Soon after we met one of those sights common in part of the world,
to wit a chain slave-gang, bound east.
The slaves did not appear to
be in any way down-hearted on the contrary, they seemed imbued with
the philosophic jollity of the jolly servant of Martin Chuzzlewit.
Were it not for their chains, it would have been difficult to discover
master from slave; the physiognomic traits were alike - the mild
benignity with which we were regarded was equally visible on all faces.

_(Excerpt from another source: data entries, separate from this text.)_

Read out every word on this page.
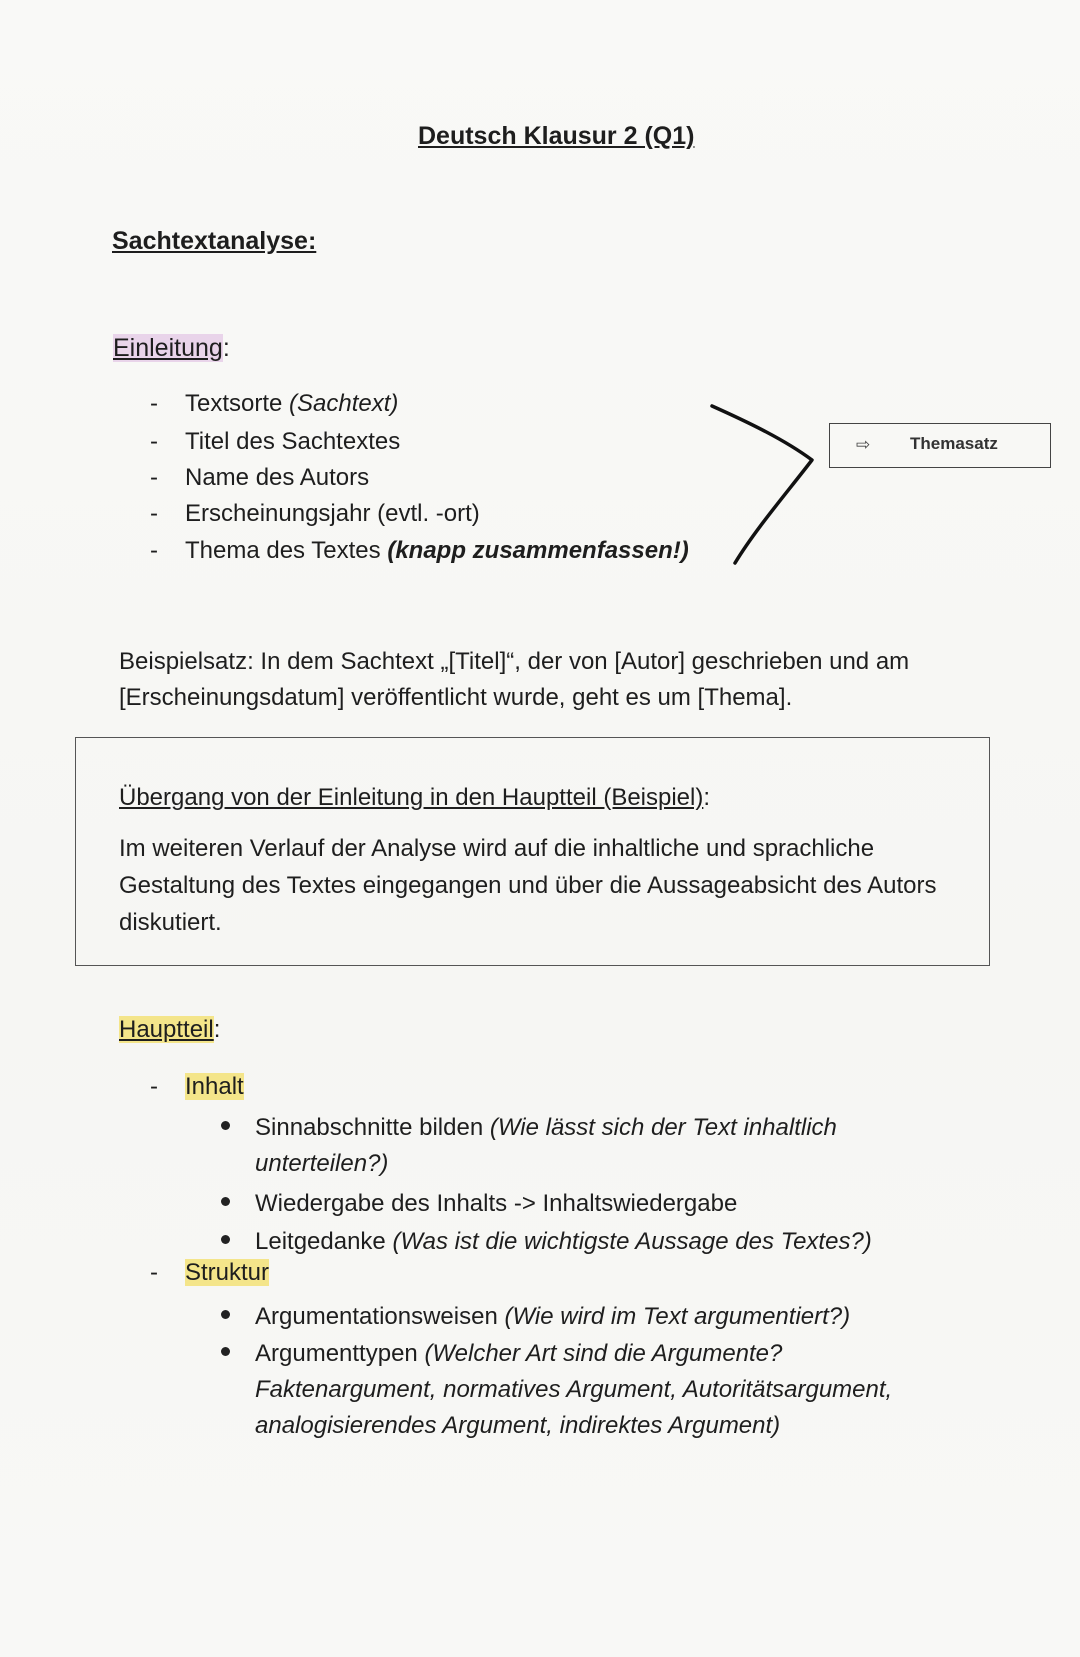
Deutsch Klausur 2 (Q1)
Sachtextanalyse:
Einleitung:
- Textsorte (Sachtext)
- Titel des Sachtextes
- Name des Autors
- Erscheinungsjahr (evtl. -ort)
- Thema des Textes (knapp zusammenfassen!)
⇨ Themasatz
Beispielsatz: In dem Sachtext „[Titel]“, der von [Autor] geschrieben und am [Erscheinungsdatum] veröffentlicht wurde, geht es um [Thema].
Übergang von der Einleitung in den Hauptteil (Beispiel):
Im weiteren Verlauf der Analyse wird auf die inhaltliche und sprachliche Gestaltung des Textes eingegangen und über die Aussageabsicht des Autors diskutiert.
Hauptteil:
- Inhalt
Sinnabschnitte bilden (Wie lässt sich der Text inhaltlich unterteilen?)
Wiedergabe des Inhalts -> Inhaltswiedergabe
Leitgedanke (Was ist die wichtigste Aussage des Textes?)
- Struktur
Argumentationsweisen (Wie wird im Text argumentiert?)
Argumenttypen (Welcher Art sind die Argumente? Faktenargument, normatives Argument, Autoritätsargument, analogisierendes Argument, indirektes Argument)
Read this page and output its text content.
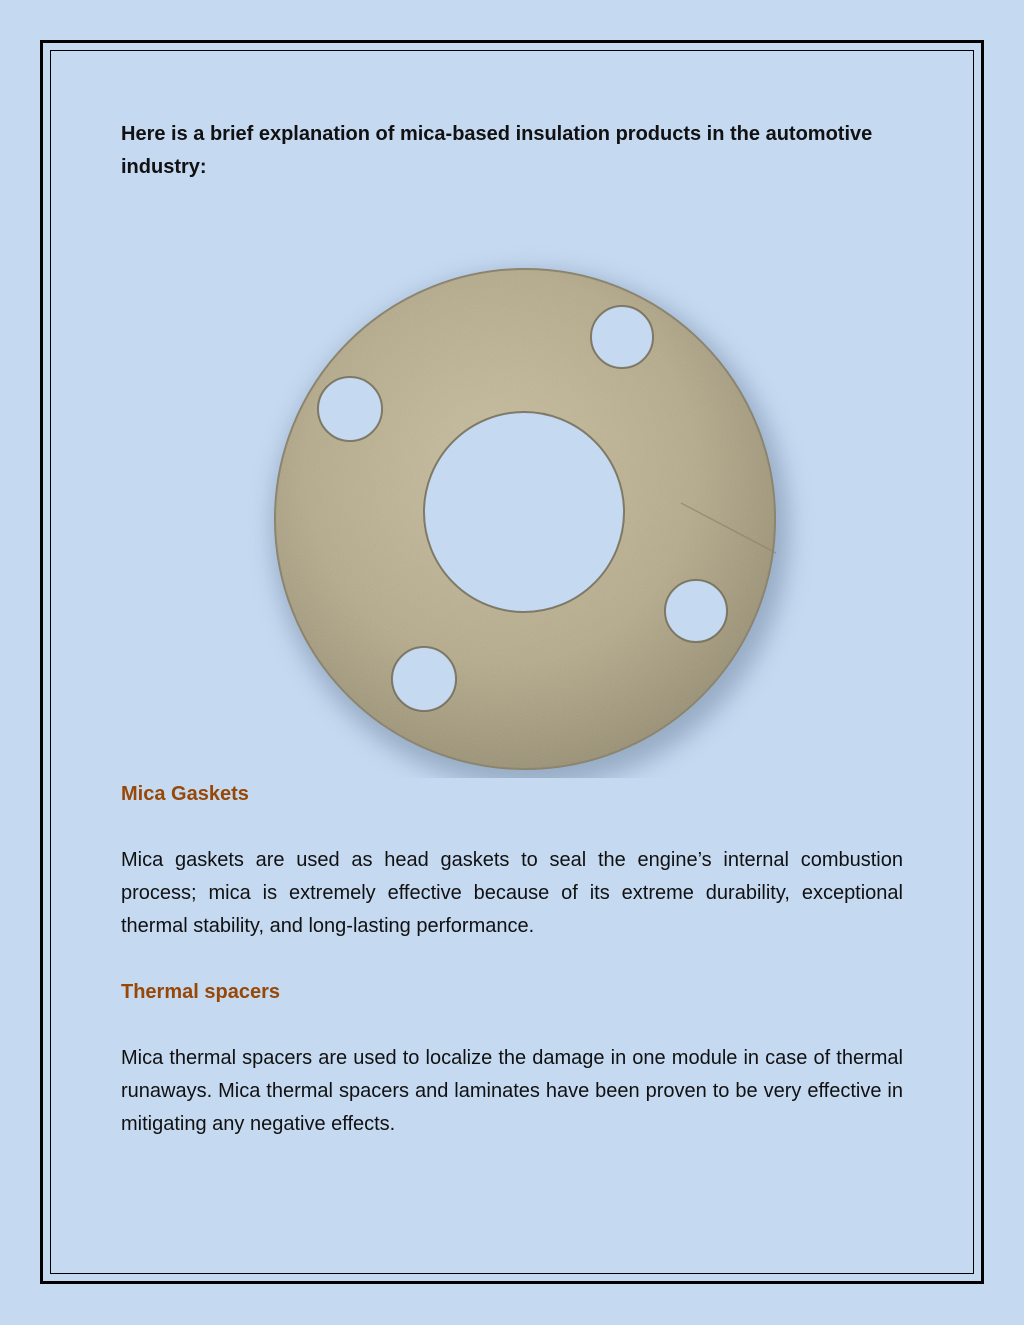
Here is a brief explanation of mica-based insulation products in the automotive industry:

Mica Gaskets

Mica gaskets are used as head gaskets to seal the engine’s internal combustion process; mica is extremely effective because of its extreme durability, exceptional thermal stability, and long-lasting performance.

Thermal spacers

Mica thermal spacers are used to localize the damage in one module in case of thermal runaways. Mica thermal spacers and laminates have been proven to be very effective in mitigating any negative effects.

The chains were ponderous - they might have held elephants captive;
but as the slaves carried nothing but themselves, their weight could
not have been insupportable.
The jungle was scant on this march, and though in some places the
packs met with accidents, they were not such as seriously to
retard progress. By 10 A.M. we were in camp in the midst of an
imposing view of green sward and forest domed by a cloudless sky.
We had again pitched our camp in the wilderness, and, as is the
custom of caravans, fired two shots to warn any Washensi having
grain to sell, that we were willing to trade.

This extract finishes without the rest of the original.